Blocking and non-blocking calls
In the realms of CPUs, a single-core processor deals with concurrency by interleaving tasks onto the processor with the help of the scheduler. By doing so, the CPU provides each program with the illusion of exclusive processor possession, which makes multitasking possible. A multi-core processor however deals with concurrency by actually executing tasks on multiple cores and thereby yielding “true” parallelism.
So why do we have to wrap our head around this low-level concept?
Because we have to deal with either blocking or non-blocking operations. Ideally we want our two concepts to deal with the problem. However this doesn’t always work and we still have to keep some things in mind.
Futures and blocking function calls
When dereferencing a result from a future, we possibly run into a problem. As long as the value is “ready” when we ask for it, we are good. But if the value has to be calculated first, the dereference results in blocking the callers execution.
Event-loops and blocking function calls
Because programs using an event-loop are highly decoupled, the impact of using blocking function calls doesn’t seem that big from the perspective of the program.
The event-loop however is highly depended on non-blocking function calls. Because each callback is guaranteed to run until its completion it can also use as much computing time as desired. This makes starvation of other callbacks a huge problem. If a call would take a very long time, the entire event loop would be blocked. Therefore, it is crucial that callbacks processed by an event-loop only use non-blocking function calls.
You have to choose
So essentially the main differences between these two approaches are the composition of the program and the way to retrieve the outcome of the concurrent calls.
Futures give the programmer explicit control by allowing her/him to spawn “independent workers” which can be logically composed in a graph-like manner.

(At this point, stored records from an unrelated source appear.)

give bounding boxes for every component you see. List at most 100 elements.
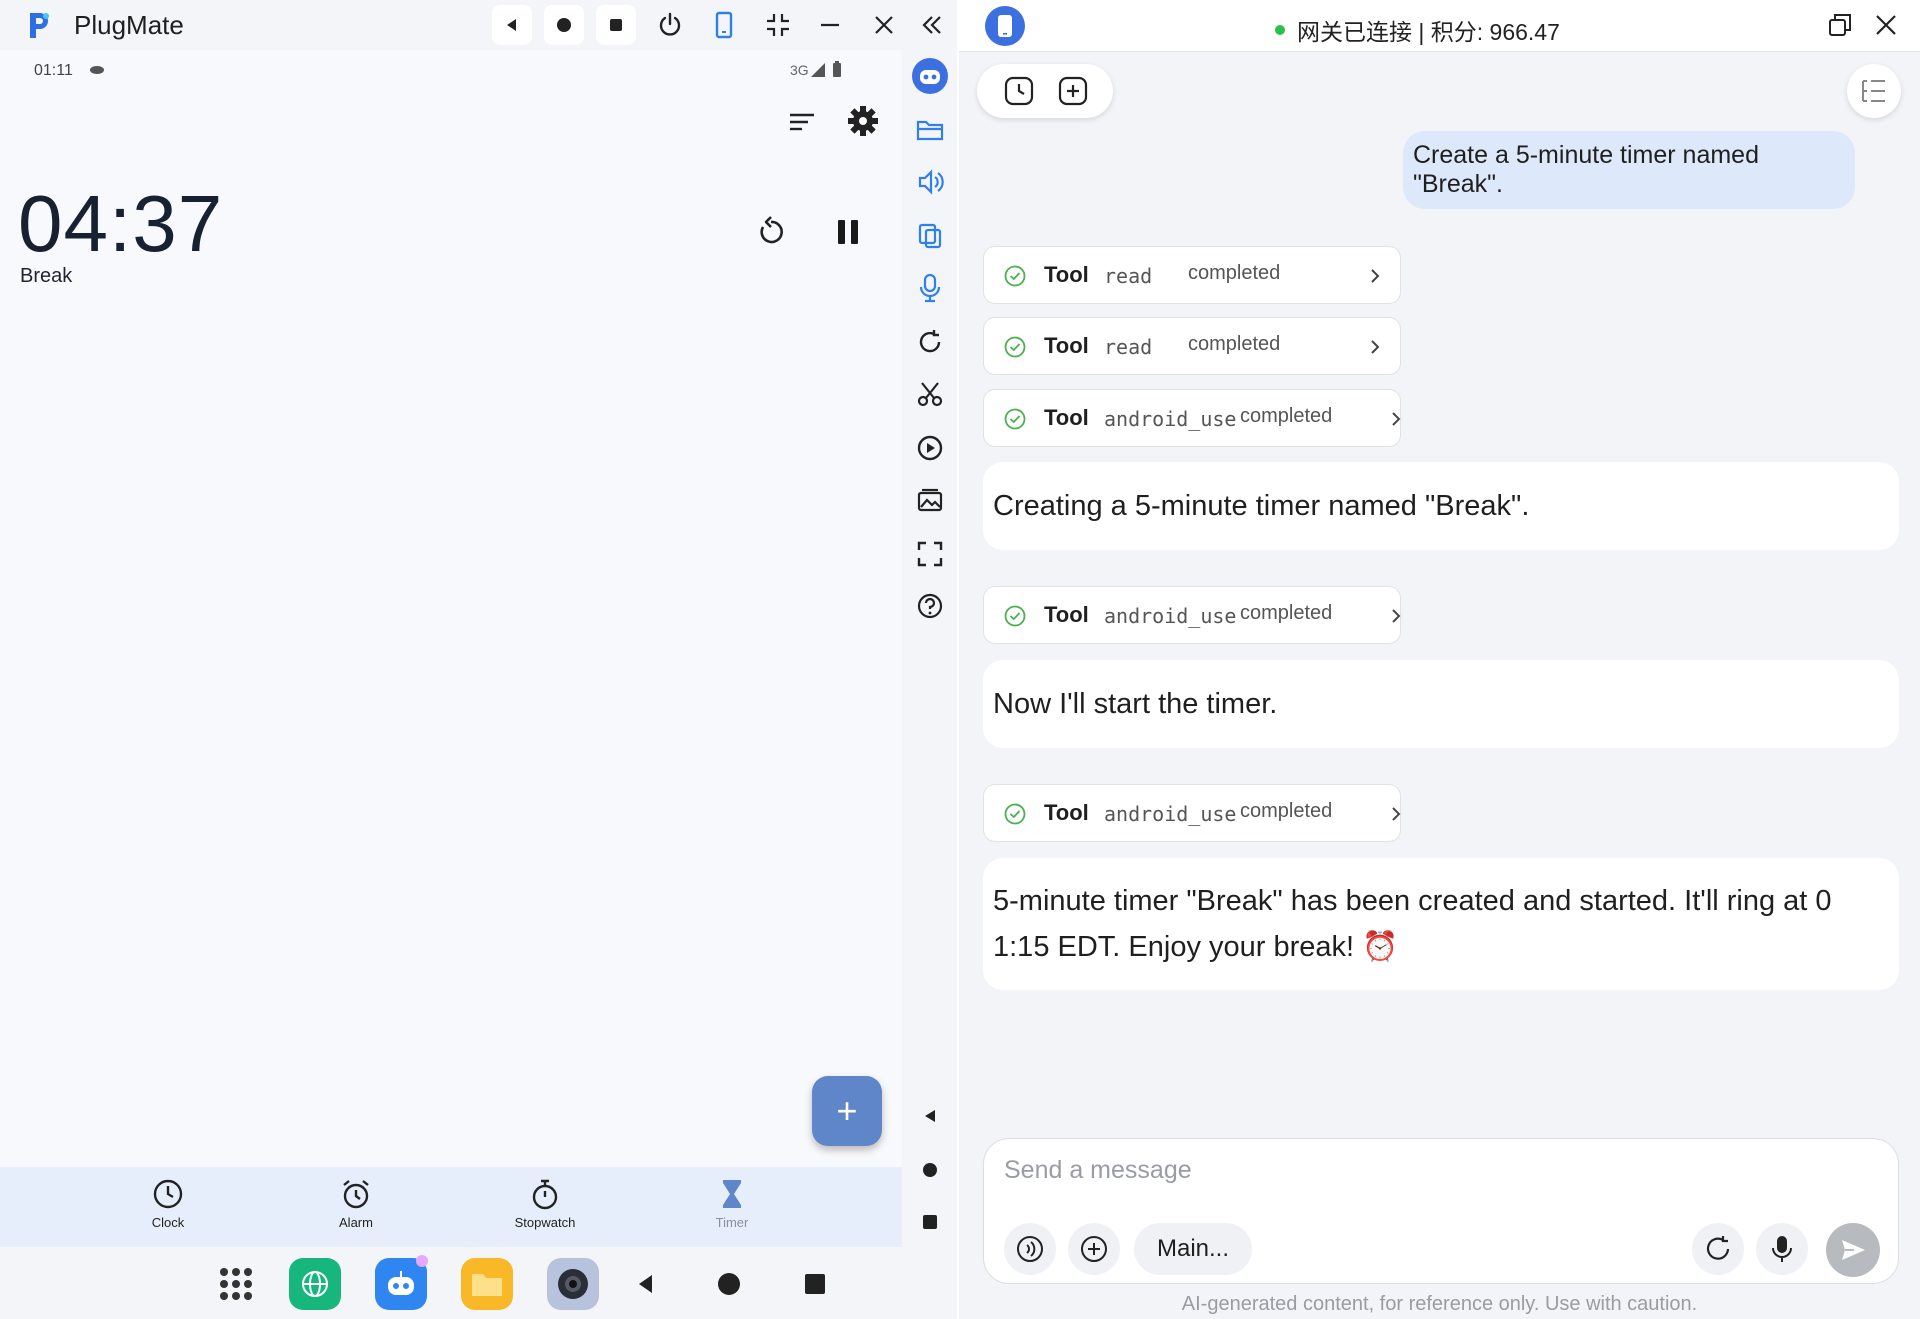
collapse-button[interactable] [912,5,952,45]
tool-call-card[interactable]: Tool read completed [983,317,1401,375]
tab-label: Alarm [339,1215,373,1230]
tool-label: Tool [1044,602,1089,627]
notification-dot [416,1255,428,1267]
home-circle-icon [557,18,571,32]
minimize-button[interactable] [810,5,850,45]
timer-label[interactable]: Break [20,265,72,288]
nav-recents-icon[interactable] [789,1258,841,1310]
regenerate-button[interactable] [1692,1223,1744,1275]
nav-home-icon[interactable] [703,1258,755,1310]
files-app-icon[interactable] [461,1258,513,1310]
notification-icon [88,64,106,76]
timer-countdown: 04:37 [18,179,224,268]
app-title: PlugMate [74,10,184,40]
pause-icon[interactable] [834,217,862,247]
chevron-right-icon [1368,267,1382,285]
tool-label: Tool [1044,405,1089,430]
recents-icon[interactable] [914,1206,946,1238]
refresh-icon[interactable] [914,326,946,358]
outline-button[interactable] [1847,64,1901,118]
recents-button[interactable] [596,5,636,45]
power-icon [659,12,681,36]
message-composer: Send a message Main... [983,1138,1899,1284]
back-button[interactable] [492,5,532,45]
phone-screen: 01:11 3G 04:37 Break + Clock Alarm Stopw… [0,50,902,1319]
tool-call-card[interactable]: Tool android_use completed [983,784,1401,842]
copy-icon[interactable] [914,220,946,252]
model-selector[interactable]: Main... [1134,1223,1252,1275]
restore-window-icon[interactable] [1827,12,1853,38]
tab-clock[interactable]: Clock [113,1177,223,1241]
sound-wave-icon [1017,1236,1043,1262]
chevron-right-icon [1368,338,1382,356]
shrink-button[interactable] [758,5,798,45]
chat-action-group [977,64,1113,118]
close-button[interactable] [864,5,904,45]
fullscreen-icon[interactable] [914,538,946,570]
microphone-icon [1772,1236,1792,1262]
folder-icon[interactable] [914,114,946,146]
hourglass-icon [715,1177,749,1211]
plugmate-window: PlugMate 01:11 3G 04:37 Break + Clock Al… [0,0,957,1319]
tool-label: Tool [1044,262,1089,287]
add-timer-button[interactable]: + [812,1076,882,1146]
tool-call-card[interactable]: Tool android_use completed [983,586,1401,644]
history-icon[interactable] [1003,75,1035,107]
play-icon[interactable] [914,432,946,464]
attach-button[interactable] [1068,1223,1120,1275]
camera-app-icon[interactable] [547,1258,599,1310]
android-taskbar [0,1247,902,1319]
scissors-icon[interactable] [914,378,946,410]
microphone-icon[interactable] [914,272,946,304]
send-icon [1842,1240,1865,1260]
browser-icon[interactable] [289,1258,341,1310]
tab-alarm[interactable]: Alarm [301,1177,411,1241]
assistant-message: Now I'll start the timer. [983,660,1899,748]
check-circle-icon [1004,803,1026,825]
sort-icon[interactable] [786,106,818,138]
signal-icon [810,62,826,78]
power-button[interactable] [650,5,690,45]
nav-back-icon[interactable] [620,1258,672,1310]
status-dot [1275,25,1285,35]
phone-app-icon[interactable] [985,6,1025,46]
tool-name: android_use [1104,407,1237,431]
rotate-phone-button[interactable] [704,5,744,45]
assistant-icon[interactable] [912,58,948,94]
gallery-icon[interactable] [914,484,946,516]
reset-icon[interactable] [754,215,788,249]
app-drawer-icon[interactable] [210,1258,262,1310]
new-chat-icon[interactable] [1057,75,1089,107]
tool-call-card[interactable]: Tool read completed [983,246,1401,304]
check-circle-icon [1004,408,1026,430]
voice-mode-button[interactable] [1004,1223,1056,1275]
recents-square-icon [610,19,622,31]
message-input[interactable]: Send a message [1004,1156,1192,1185]
tool-status: completed [1240,405,1333,427]
tool-call-card[interactable]: Tool android_use completed [983,389,1401,447]
clock-icon [151,1177,185,1211]
close-icon[interactable] [1873,12,1899,38]
tab-timer[interactable]: Timer [677,1177,787,1241]
user-message: Create a 5-minute timer named "Break". [1403,131,1855,209]
chevron-right-icon [1389,805,1403,823]
tool-name: android_use [1104,604,1237,628]
microphone-button[interactable] [1756,1223,1808,1275]
send-button[interactable] [1826,1223,1880,1277]
check-circle-icon [1004,265,1026,287]
gear-icon[interactable] [846,104,880,138]
home-icon[interactable] [914,1154,946,1186]
connection-status: 网关已连接 | 积分: 966.47 [1275,13,1560,47]
tool-status: completed [1240,800,1333,822]
chat-window: 网关已连接 | 积分: 966.47 Create a 5-minute tim… [959,0,1920,1319]
tab-stopwatch[interactable]: Stopwatch [490,1177,600,1241]
outline-icon [1862,80,1885,102]
battery-icon [832,61,842,78]
home-button[interactable] [544,5,584,45]
help-icon[interactable] [914,590,946,622]
volume-icon[interactable] [914,166,946,198]
plus-icon: + [836,1090,858,1131]
back-icon[interactable] [914,1100,946,1132]
screen: PlugMate 01:11 3G 04:37 Break + Clock Al… [0,0,1920,1319]
tool-status: completed [1240,602,1333,624]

Event-Loops on the other hand try to invert the control by following an event-driven approach. The programmer does not explicitly request a result at given time but is forced to wait for it through asynchronous events which call back to him/her.
If you have to choose between one of them, maybe take a closer look at what you want to accomplish with them. If you are only using non-blocking calls, you can choose freely between both of them. If you are planning on using blocking calls however, you should stick with futures.